Sort Cooking Oil

When you go to the supermarket or store, it's frequently seen rows of noncholesterol cooking oil. Actually, all the cooking oils must be noncholesterol because they're made from vegetables.

Generally, cooking oil is made from palms, such as coconut, oil, and betel, and vegetables, such as corn, soybean, sunflower, and canola.

Of the composition, cooking oil consists of three types: saturated, such as palm; monounsaturated, such as olive and peanut; and polyunsaturated, such as corn, sunflower, soybean, and sesame.

Which one do you have to choose? All cooking oils are basically good as long as it's used in an appropriate amount to the needs.

Eating coconut oil in a daily menu and reasonable amounts as needed can maintain a healthy heart and blood vessels.
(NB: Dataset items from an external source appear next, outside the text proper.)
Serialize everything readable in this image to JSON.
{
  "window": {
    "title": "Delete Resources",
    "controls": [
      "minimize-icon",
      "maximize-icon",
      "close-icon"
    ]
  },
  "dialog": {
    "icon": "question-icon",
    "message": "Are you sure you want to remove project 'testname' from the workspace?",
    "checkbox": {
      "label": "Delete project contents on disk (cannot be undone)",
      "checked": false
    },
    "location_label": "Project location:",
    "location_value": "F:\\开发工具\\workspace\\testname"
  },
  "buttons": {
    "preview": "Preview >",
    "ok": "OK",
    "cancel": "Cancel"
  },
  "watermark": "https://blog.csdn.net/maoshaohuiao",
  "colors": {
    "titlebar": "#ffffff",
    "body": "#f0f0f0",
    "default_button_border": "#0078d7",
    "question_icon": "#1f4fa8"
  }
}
Another advantage of coconut oil is an antimicrobial nature able to kill the virus that causes HIV, SARS, hepatitis C, herpes, and influenza.

Unsaturated fatty acid cooking oil has omega-3, 6, and 9 which can lower cholesterol in the blood, thus preventing blockage of vessels and degenerative diseases. However, this oil has a flaw, not good for frying at high temperatures. It's better just to use for sauteing.

Due to the high temperature, the unsaturated fatty acid is easily oxidized and causes free radical not good for health. The high temperatures also damage the fatty acid, so you consume slightly.

The use of high unsaturated fatty acids should be coupled with vitamin E, the antioxidants.